Tuesday, November 4, 2014

Behind the Mask of Altruism: Monsanto and The Gates Foundation in Africa

Since 2006, The Bill & Melinda Gates Foundation has funded the Alliance for a Green Revolution in Africa (AGRA) to the tune of almost $420 million. Activists from Zimbabwe,Nigeria, South Africa, Uganda, and Ethiopia recently attended the US-Africa Food Sovereignty Strategy Summit in Seattle to argue that the Foundation’s strategy for agriculture in Africa is a flawed attempt to impose industrial agriculture at the expense of more ecologically sound approaches.

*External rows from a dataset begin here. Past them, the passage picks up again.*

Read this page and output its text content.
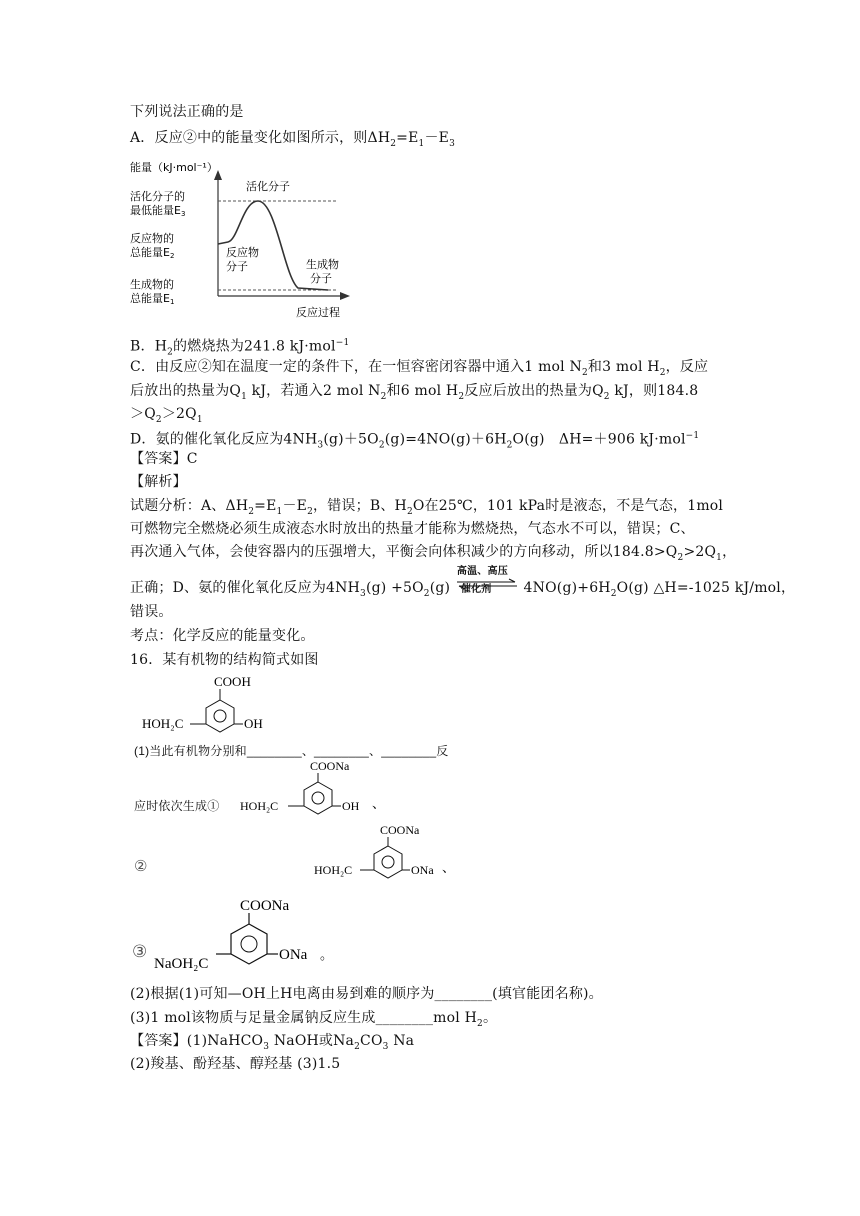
下列说法正确的是
A．反应②中的能量变化如图所示，则$\Delta H_2=E_1-E_3$
能量（kJ·mol⁻¹）
活化分子的
最低能量E3
反应物的
总能量E2
生成物的
总能量E1
活化分子
反应物
分子	生成物
分子
反应过程
B．$H_2$的燃烧热为241.8 kJ·mol$^{-1}$
C．由反应②知在温度一定的条件下，在一恒容密闭容器中通入1 mol $N_2$和3 mol $H_2$，反应
后放出的热量为$Q_1$ kJ，若通入2 mol $N_2$和6 mol $H_2$反应后放出的热量为$Q_2$ kJ，则184.8
$>Q_2>2Q_1$
D．氨的催化氧化反应为$4NH_3(g)+5O_2(g)=4NO(g)+6H_2O(g)$　ΔH=＋906 kJ·mol$^{-1}$
【答案】C
【解析】
试题分析：A、$\Delta H_2=E_1-E_2$，错误；B、$H_2O$在25℃，101 kPa时是液态，不是气态，1mol
可燃物完全燃烧必须生成液态水时放出的热量才能称为燃烧热，气态水不可以，错误；C、
再次通入气体，会使容器内的压强增大，平衡会向体积减少的方向移动，所以$184.8>Q_2>2Q_1$，
正确；D、氨的催化氧化反应为$4NH_3(g) +5O_2(g)$
高温、高压
催化剂 $4NO(g)+6H_2O(g)$ △H=-1025 kJ/mol，
错误。
考点：化学反应的能量变化。
16．某有机物的结构简式如图
COOH
HOH₂C	OH
(1)当此有机物分别和________、________、________反
应时依次生成①
COONa
HOH₂C	OH 、
②
COONa
HOH₂C	ONa 、
③
COONa
NaOH₂C
ONa 。
(2)根据(1)可知—OH上H电离由易到难的顺序为________(填官能团名称)。
(3)1 mol该物质与足量金属钠反应生成________mol $H_2$。
【答案】(1)NaHCO$_3$ NaOH或$Na_2CO_3$ Na
(2)羧基、酚羟基、醇羟基 (3)1.5
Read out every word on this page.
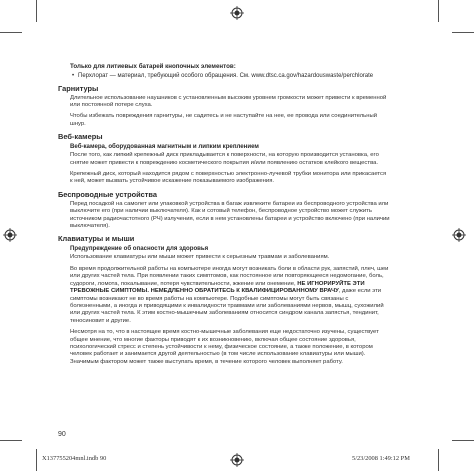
Только для литиевых батарей кнопочных элементов:
• Перхлорат — материал, требующий особого обращения. См. www.dtsc.ca.gov/hazardouswaste/perchlorate
Гарнитуры
Длительное использование наушников с установленным высоким уровнем громкости может привести к временной или постоянной потере слуха.
Чтобы избежать повреждения гарнитуры, не садитесь и не наступайте на нее, ее провода или соединительный шнур.
Веб-камеры
Веб-камера, оборудованная магнитным и липким креплением
После того, как липкий крепежный диск прикладывается к поверхности, на которую производится установка, его снятие может привести к повреждению косметического покрытия и/или появлению остатков клейкого вещества.
Крепежный диск, который находится рядом с поверхностью электронно-лучевой трубки монитора или прикасается к ней, может вызвать устойчивое искажение показываемого изображения.
Беспроводные устройства
Перед посадкой на самолет или упаковкой устройства в багаж извлеките батареи из беспроводного устройства или выключите его (при наличии выключателя). Как и сотовый телефон, беспроводное устройство может служить источником радиочастотного (РЧ) излучения, если в нем установлены батареи и устройство включено (при наличии выключателя).
Клавиатуры и мыши
Предупреждение об опасности для здоровья
Использование клавиатуры или мыши может привести к серьезным травмам и заболеваниям.
Во время продолжительной работы на компьютере иногда могут возникать боли в области рук, запястий, плеч, шеи или других частей тела. При появлении таких симптомов, как постоянное или повторяющееся недомогание, боль, судороги, ломота, покалывание, потеря чувствительности, жжение или онемение, НЕ ИГНОРИРУЙТЕ ЭТИ ТРЕВОЖНЫЕ СИМПТОМЫ. НЕМЕДЛЕННО ОБРАТИТЕСЬ К КВАЛИФИЦИРОВАННОМУ ВРАЧУ, даже если эти симптомы возникают не во время работы на компьютере. Подобные симптомы могут быть связаны с болезненными, а иногда и приводящими к инвалидности травмами или заболеваниями нервов, мышц, сухожилий или других частей тела. К этим костно-мышечным заболеваниям относится синдром канала запястья, тендинит, теносиновит и другие.
Несмотря на то, что в настоящее время костно-мышечные заболевания еще недостаточно изучены, существует общее мнение, что многие факторы приводят к их возникновению, включая общее состояние здоровья, психологический стресс и степень устойчивости к нему, физическое состояние, а также положение, в котором человек работает и занимается другой деятельностью (в том числе использование клавиатуры или мыши). Значимым фактором может также выступать время, в течение которого человек выполняет работу.
90
X137755204mnl.indb 90	5/23/2008 1:49:12 PM
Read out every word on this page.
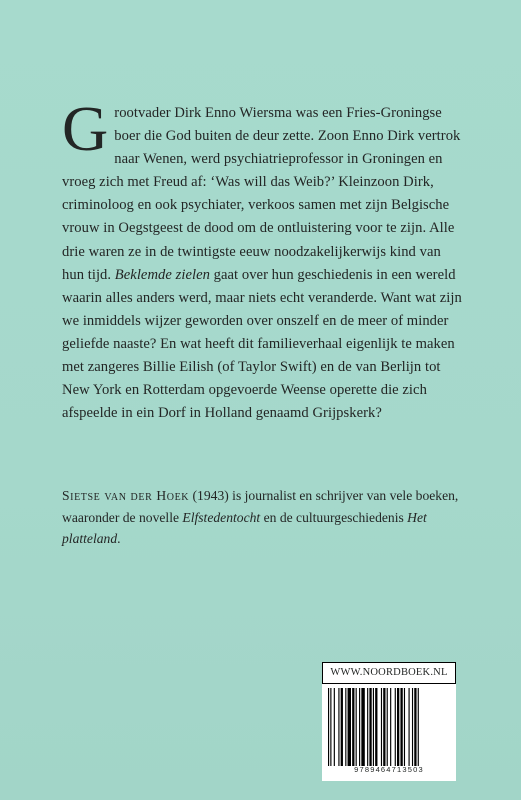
Grootvader Dirk Enno Wiersma was een Fries-Groningse boer die God buiten de deur zette. Zoon Enno Dirk vertrok naar Wenen, werd psychiatrieprofessor in Groningen en vroeg zich met Freud af: ‘Was will das Weib?’ Kleinzoon Dirk, criminoloog en ook psychiater, verkoos samen met zijn Belgische vrouw in Oegstgeest de dood om de ontluistering voor te zijn. Alle drie waren ze in de twintigste eeuw noodzakelijkerwijs kind van hun tijd. Beklemde zielen gaat over hun geschiedenis in een wereld waarin alles anders werd, maar niets echt veranderde. Want wat zijn we inmiddels wijzer geworden over onszelf en de meer of minder geliefde naaste? En wat heeft dit familieverhaal eigenlijk te maken met zangeres Billie Eilish (of Taylor Swift) en de van Berlijn tot New York en Rotterdam opgevoerde Weense operette die zich afspeelde in ein Dorf in Holland genaamd Grijpskerk?

Sietse van der Hoek (1943) is journalist en schrijver van vele boeken, waaronder de novelle Elfstedentocht en de cultuurgeschiedenis Het platteland.
WWW.NOORDBOEK.NL
9789464713503
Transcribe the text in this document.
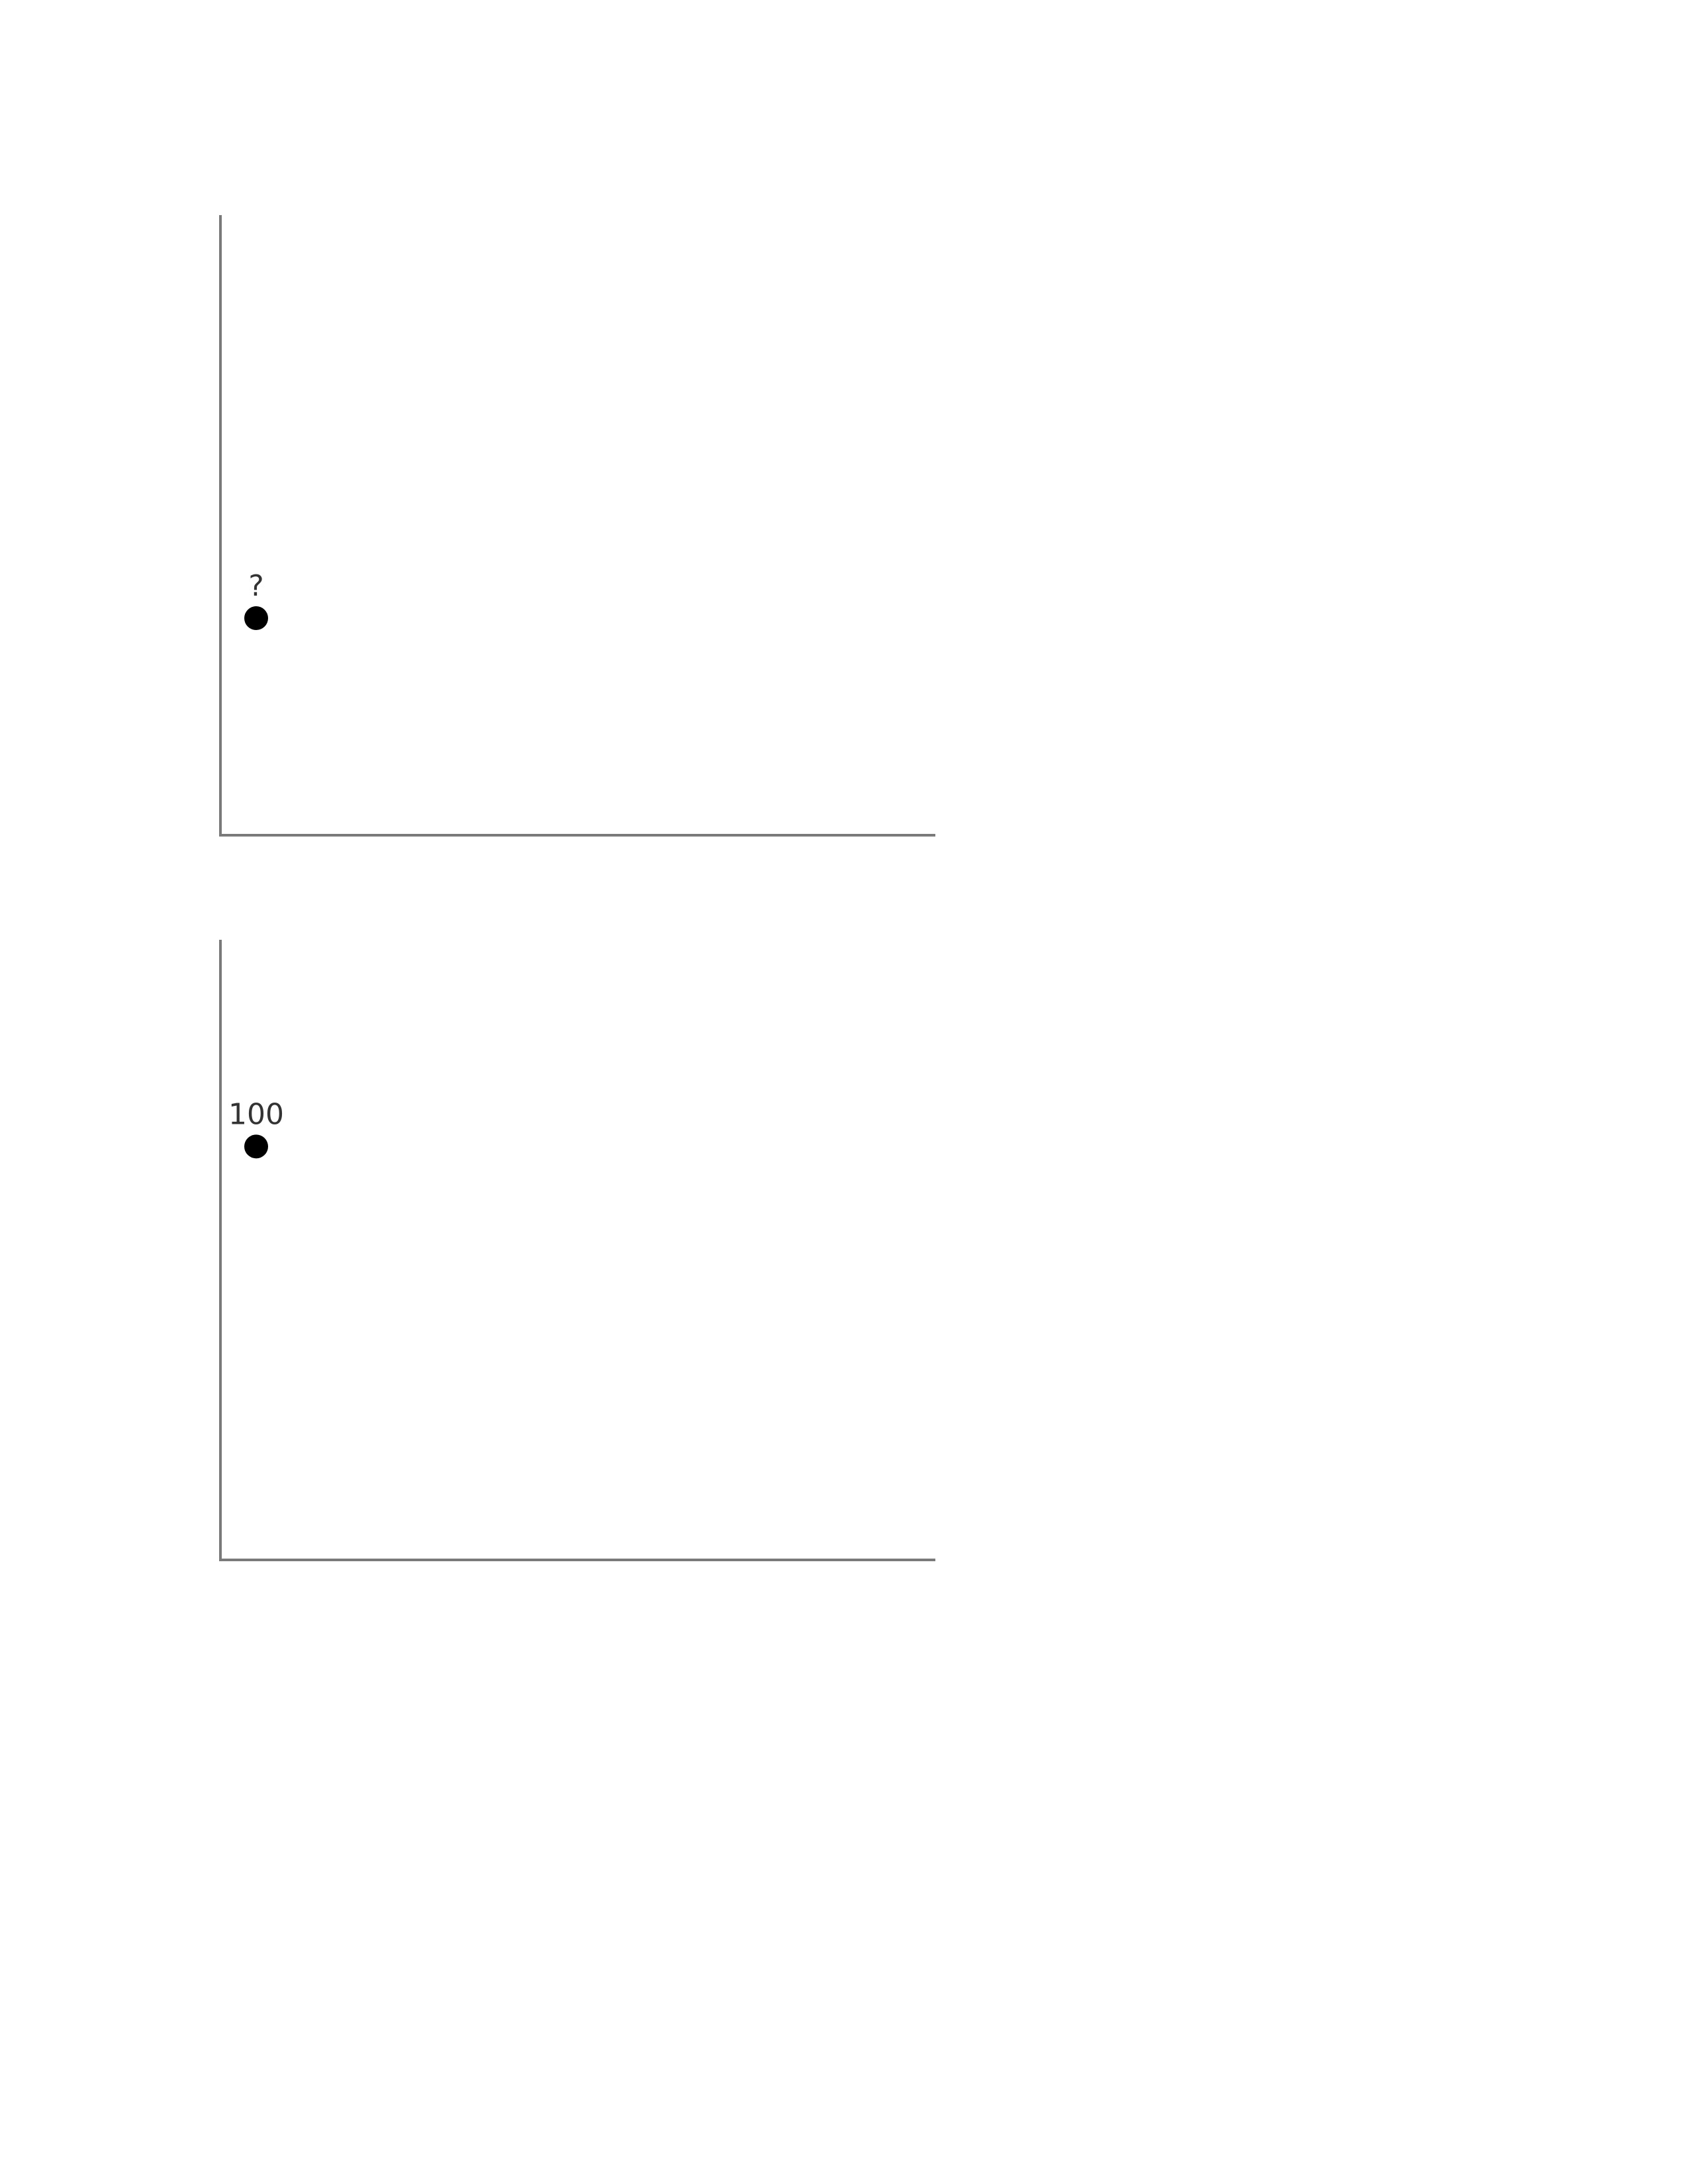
?
100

 Daniel Maingi works with small farmers in Kenya and  belongs to the organization Growth Partners for  Africa. The Seattle Times reported him as saying  that while the goal of helping African farmers is  laudable, the ‘green revolution’ approach is based  on Western-style agriculture, with its reliance on  fertilizer, weed killers and single crops, such as corn  [1].
Maingi was born on a farm in eastern Kenya and studied agriculture from a young age. He remembers a time when his family would grow and eat a diversity of crops, such as mung beans, green grams, pigeon peas, and a variety of fruits now considered ‘wild’.
Following the Structural Adjustment Programmes of the 1980s and 1990s and a green revolution meant to boost agricultural efficiency, the foods of his childhood have been replaced with maize, maize, and more maize.